Why young Ukrainians leave places like this is no mystery. The country is Europe’s second-poorest, beset by corruption and low living standards, and it shares a border with the European Union. Furthermore, a war with Russia-backed separatists still wages in the east, and has displaced 2 million people, many internally. (Ukraine’s depopulation problem is also tied to high mortality rates: According to Ella Libanova, the director of the Ptoukha Institute for Demography and Social Studies at the National Academy of Sciences, 30 percent of 20-year-old Ukrainian men won’t make it to their 60th birthday, thanks in large part to alcohol abuse and road accidents.)
So Ukraine’s limited ability to stem emigration is not entirely an issue of political will. Rather, it is a consequence of the country’s place in the global economy: as a reservoir of migrant labor. In 2018, the most recent year for which data is available, the majority of first-time EU residence permits were given to Ukrainians, the lion’s share of whom moved to neighboring Poland. Remittances from overseas made up more than 11 percent of Ukraine’s GDP. That Ukrainians are heading to Poland and elsewhere in Central Europe also highlights the absurdity of these countries’ negative rhetoric toward prospective immigrants: “One of the paradoxes of [Central European] anti-migrant rhetoric toward the south … is that it’s only possible because those countries have benefited heavily from migration from the east,” Alexander Clarkson, a European-studies lecturer at King’s College London, told me.
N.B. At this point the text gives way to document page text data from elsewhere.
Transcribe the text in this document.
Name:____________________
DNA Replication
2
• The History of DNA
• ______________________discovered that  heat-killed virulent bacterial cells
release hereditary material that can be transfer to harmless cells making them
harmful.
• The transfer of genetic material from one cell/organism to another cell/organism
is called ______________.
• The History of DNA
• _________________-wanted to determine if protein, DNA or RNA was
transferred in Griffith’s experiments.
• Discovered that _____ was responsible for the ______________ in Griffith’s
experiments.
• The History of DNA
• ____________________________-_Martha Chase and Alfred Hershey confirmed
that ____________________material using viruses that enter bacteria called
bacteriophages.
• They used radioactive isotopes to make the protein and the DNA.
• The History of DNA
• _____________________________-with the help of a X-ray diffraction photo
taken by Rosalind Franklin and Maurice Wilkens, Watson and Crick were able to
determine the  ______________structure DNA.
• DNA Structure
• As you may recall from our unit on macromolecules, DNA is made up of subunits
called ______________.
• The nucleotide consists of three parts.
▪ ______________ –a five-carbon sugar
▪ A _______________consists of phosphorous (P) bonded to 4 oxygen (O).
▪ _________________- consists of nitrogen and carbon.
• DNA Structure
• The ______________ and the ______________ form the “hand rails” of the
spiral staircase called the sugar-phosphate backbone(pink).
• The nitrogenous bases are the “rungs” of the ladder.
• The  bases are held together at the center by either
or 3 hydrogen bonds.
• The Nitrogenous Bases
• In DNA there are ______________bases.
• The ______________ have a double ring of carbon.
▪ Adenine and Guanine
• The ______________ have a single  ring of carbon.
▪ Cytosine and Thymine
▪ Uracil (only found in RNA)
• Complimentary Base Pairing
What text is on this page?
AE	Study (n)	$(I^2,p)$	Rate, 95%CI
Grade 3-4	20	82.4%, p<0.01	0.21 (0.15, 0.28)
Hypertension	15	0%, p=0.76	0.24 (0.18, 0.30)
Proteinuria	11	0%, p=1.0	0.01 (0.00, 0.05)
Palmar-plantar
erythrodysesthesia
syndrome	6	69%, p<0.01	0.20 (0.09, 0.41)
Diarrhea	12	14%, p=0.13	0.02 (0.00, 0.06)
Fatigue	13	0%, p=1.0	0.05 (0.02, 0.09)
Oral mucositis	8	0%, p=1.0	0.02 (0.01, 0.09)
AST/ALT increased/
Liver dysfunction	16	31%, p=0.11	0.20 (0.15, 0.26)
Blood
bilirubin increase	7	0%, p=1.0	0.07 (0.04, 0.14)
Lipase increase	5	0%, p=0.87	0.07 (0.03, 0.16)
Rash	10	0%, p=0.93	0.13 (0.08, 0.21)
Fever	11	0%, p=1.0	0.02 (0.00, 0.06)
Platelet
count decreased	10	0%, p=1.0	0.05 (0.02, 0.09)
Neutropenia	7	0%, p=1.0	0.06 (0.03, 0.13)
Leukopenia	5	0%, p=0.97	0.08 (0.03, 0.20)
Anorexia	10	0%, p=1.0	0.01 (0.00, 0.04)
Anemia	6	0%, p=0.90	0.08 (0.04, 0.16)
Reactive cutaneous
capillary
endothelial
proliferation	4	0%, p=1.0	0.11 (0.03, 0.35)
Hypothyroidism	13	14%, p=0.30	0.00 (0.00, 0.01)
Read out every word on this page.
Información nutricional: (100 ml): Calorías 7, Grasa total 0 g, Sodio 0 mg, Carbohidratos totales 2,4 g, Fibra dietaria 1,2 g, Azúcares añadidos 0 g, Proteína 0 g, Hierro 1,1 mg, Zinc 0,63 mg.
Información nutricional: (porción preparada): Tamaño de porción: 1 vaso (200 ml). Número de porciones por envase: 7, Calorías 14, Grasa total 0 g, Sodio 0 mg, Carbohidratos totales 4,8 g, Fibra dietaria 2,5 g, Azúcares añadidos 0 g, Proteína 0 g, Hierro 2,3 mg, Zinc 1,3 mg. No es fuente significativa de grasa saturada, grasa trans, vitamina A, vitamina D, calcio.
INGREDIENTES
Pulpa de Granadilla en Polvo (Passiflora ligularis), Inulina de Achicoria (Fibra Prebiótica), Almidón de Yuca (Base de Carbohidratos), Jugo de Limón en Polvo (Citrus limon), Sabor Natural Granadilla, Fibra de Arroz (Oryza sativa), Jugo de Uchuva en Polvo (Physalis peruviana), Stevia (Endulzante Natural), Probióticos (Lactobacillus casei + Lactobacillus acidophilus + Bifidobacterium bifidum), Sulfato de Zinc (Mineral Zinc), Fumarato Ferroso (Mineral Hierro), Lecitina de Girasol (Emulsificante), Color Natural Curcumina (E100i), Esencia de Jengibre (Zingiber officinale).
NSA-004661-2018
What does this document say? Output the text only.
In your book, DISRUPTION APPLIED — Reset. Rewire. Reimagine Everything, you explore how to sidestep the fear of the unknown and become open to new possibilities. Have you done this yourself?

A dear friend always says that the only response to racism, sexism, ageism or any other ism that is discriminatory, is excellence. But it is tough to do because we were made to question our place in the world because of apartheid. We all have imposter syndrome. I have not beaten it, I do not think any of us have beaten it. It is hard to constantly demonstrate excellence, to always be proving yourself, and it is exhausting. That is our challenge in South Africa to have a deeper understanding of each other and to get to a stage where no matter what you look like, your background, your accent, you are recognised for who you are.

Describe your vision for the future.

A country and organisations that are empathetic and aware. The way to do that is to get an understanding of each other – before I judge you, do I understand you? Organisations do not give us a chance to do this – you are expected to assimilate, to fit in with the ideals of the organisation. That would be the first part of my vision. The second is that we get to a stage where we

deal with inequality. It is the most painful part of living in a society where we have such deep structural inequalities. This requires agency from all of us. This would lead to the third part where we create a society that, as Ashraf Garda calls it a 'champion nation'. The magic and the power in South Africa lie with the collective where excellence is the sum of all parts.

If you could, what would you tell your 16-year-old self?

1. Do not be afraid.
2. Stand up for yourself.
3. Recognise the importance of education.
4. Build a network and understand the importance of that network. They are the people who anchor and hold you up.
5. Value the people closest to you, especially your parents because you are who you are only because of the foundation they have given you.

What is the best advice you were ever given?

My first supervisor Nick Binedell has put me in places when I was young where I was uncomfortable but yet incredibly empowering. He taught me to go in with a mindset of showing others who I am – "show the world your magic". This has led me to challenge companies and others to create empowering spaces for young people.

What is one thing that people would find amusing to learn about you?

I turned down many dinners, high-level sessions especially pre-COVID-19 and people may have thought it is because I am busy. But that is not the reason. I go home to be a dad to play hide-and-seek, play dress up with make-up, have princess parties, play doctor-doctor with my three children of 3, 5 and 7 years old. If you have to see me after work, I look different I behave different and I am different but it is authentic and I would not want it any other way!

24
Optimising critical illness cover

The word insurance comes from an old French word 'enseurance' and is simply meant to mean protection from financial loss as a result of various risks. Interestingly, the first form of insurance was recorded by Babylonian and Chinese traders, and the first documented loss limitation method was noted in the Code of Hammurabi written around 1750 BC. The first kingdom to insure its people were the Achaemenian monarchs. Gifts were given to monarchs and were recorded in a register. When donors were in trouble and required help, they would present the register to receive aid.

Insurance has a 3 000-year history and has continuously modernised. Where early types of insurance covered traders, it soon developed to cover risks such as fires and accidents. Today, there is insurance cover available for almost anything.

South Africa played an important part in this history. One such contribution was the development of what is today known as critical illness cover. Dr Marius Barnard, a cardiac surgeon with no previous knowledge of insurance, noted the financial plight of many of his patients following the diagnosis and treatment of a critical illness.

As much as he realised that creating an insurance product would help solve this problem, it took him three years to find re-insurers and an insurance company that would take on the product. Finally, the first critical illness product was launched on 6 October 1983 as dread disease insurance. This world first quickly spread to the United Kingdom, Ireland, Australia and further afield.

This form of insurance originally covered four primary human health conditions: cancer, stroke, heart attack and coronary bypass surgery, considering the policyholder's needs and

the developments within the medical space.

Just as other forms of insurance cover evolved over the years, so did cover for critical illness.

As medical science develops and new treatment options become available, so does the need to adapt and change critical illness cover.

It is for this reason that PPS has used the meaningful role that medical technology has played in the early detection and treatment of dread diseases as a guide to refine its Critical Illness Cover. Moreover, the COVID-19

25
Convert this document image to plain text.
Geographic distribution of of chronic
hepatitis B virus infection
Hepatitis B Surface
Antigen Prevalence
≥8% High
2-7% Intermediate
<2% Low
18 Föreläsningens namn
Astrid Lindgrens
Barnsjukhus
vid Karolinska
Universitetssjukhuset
Another part of the problem for Kyiv is that it has antiquated and unreliable statistics, making it harder to formulate policies to address the significant outbound flow of citizens. Ukraine’s population stands at a little more than 48 million—or at least it did in 2001, when the most recent census was taken. An array of political crises, conflicts, and more urgent issues have meant that, time and again, successive Ukrainian governments have kicked the can down the road when talk has turned to carrying out a full count of the number of people in the country. (This is by no means unusual: A census can be hugely political, and governments are not always keen to learn about changing population figures, or the shifting balance among different groups.) As a result, few Ukrainians believe the official tally. Libanova, for example, reckons that the total is as low as 35 million (the World Bank estimates the number to be 44.6 million, while the European Commission puts it at 42.2 million). Zelensky campaigned on a pledge to finally conduct the census, which will happen this year.